Et comme elle le prévient elle-même « A présent, bouclez vos ceintures et accrochez-vous« . Et les chiffres s’égrènent sur les vagues de chaleur et leurs innombrables victimes pour les années à venir, les températures montant inexorablement, pouvant toucher jusqu’à 75 % des habitants de la planète, victimes des chaleurs jamais maîtrisées. Soit les trois-quarts de l’humanité. Fred ne tombe pas de son nid, pas plus que les dirigeants des pays autour de la planète : ils savaient ! Et depuis au moins dix ans …
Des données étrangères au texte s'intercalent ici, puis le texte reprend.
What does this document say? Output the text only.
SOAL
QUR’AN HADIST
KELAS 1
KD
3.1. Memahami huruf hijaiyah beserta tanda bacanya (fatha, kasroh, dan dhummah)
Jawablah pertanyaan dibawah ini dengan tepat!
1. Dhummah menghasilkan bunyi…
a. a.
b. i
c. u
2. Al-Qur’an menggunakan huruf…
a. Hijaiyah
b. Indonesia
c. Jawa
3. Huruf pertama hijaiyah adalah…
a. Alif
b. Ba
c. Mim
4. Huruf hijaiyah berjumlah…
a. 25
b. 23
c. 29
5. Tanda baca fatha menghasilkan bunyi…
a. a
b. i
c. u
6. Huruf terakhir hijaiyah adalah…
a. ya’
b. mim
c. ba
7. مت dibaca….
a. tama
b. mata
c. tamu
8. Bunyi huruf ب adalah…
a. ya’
Ce sont des milliers de données que l’écrivaine a recensés et qui lui permettent de pousser un cri d’alarme et de colère face à l’inaction étatique, soumise aux lobbies, « otage de l’Argent et de la Croissance et advienne que pourra. » Tous les secteurs de nos sociétés sont passés à la moulinette, de l’intensification de l’agriculture, la pollution de l’air et le réchauffement, la désertification, le manque d’eau, la fonte des glaces des pôles et des glaciers, la fonte du permafrost, l’élévation du niveau des mers, les monstrueux impacts de l’élevage et de la culture des sols destinés à nourrir les bêtes, la déforestation, la perte des puits naturels de carbone, les pluies acides, la salinisation des sols, leur appauvrissement, la pollution des eaux – de source, de nappes et de mer – la pollution des sols, les pesticides, herbicides, et antifongiques, la toxicité des fruits, légumes et céréales due à ces pesticides, l’envahissement des mers par les résidus de plastique, occasionnant la mort des poissons et des oiseaux mais infiltrant aussi nos organismes, … Je continue ?! Comme elle le reconnaît elle-même, la liste est si longue … « Mais elle nous permet de comprendre que le bouleversement de tous nos systèmes de production est inévitable dans la première partie de ce siècle ! Le monde ne sera plus comme avant, il ne pourra pas l’être. »
« Tout est question d’excès, et comme le disait Talleyrand, tout ce qui est excessif est insignifiant. On verra que beaucoup de nos problèmes proviennent de l’usage en excès. » Toujours l’excès, on le retrouve partout.
Fred Vargas fustige également « l’ignorance où nous avons été bien envasés » : « Je crois que nous pensions tous que les industries et le transport routier étaient les causes principales des émissions de gaz à effet de serre. Eh bien pas du tout. Si l’industrie vient bien en tête avec 32 % de ses gaz, elle est immédiatement suivie par l’élevage, l’agriculture et la déforestation qui l’accompagnent avec 25 % d’émissions de gaz réchauffants, loin devant le transport (hors bétail) qui compte pour 14%. »
L’inventaire ne s’arrête pas là et les chiffres sont terrifiants. Avec une question qui la taraude : « Auront-ils le cran, ces dirigeants politiques, de faire connaître aux populations, dont ils sont les élus et les responsables, la si grave menace à l’œuvre sur notre Terre ? D’amorcer dès demain et de poursuivre rapidement, sans dévier ni céder aux sirènes du profit, l’inévitable et bénéfique décroissance ? »
Bref, vous l’aurez compris, ce livre est à mettre entre toutes les mains, au plus vite ! Et, rassurez-vous, Fred n’a pas perdu de son humour tranchant qui, malgré tous les chiffres et analyses très sérieuses et convaincantes, nous permet de lire – certes, avec gravité – cet essai avec l’envie furieuse d’en découdre, donc d’agir, car des solutions existent.
Si vous avez aimé, vous aimerez également le Tome 2, « Quelle chaleur allons-nous connaître ? Quelles solutions pour nous nourrir ?« , paru en mai 2022. Dans toutes les bonnes librairies.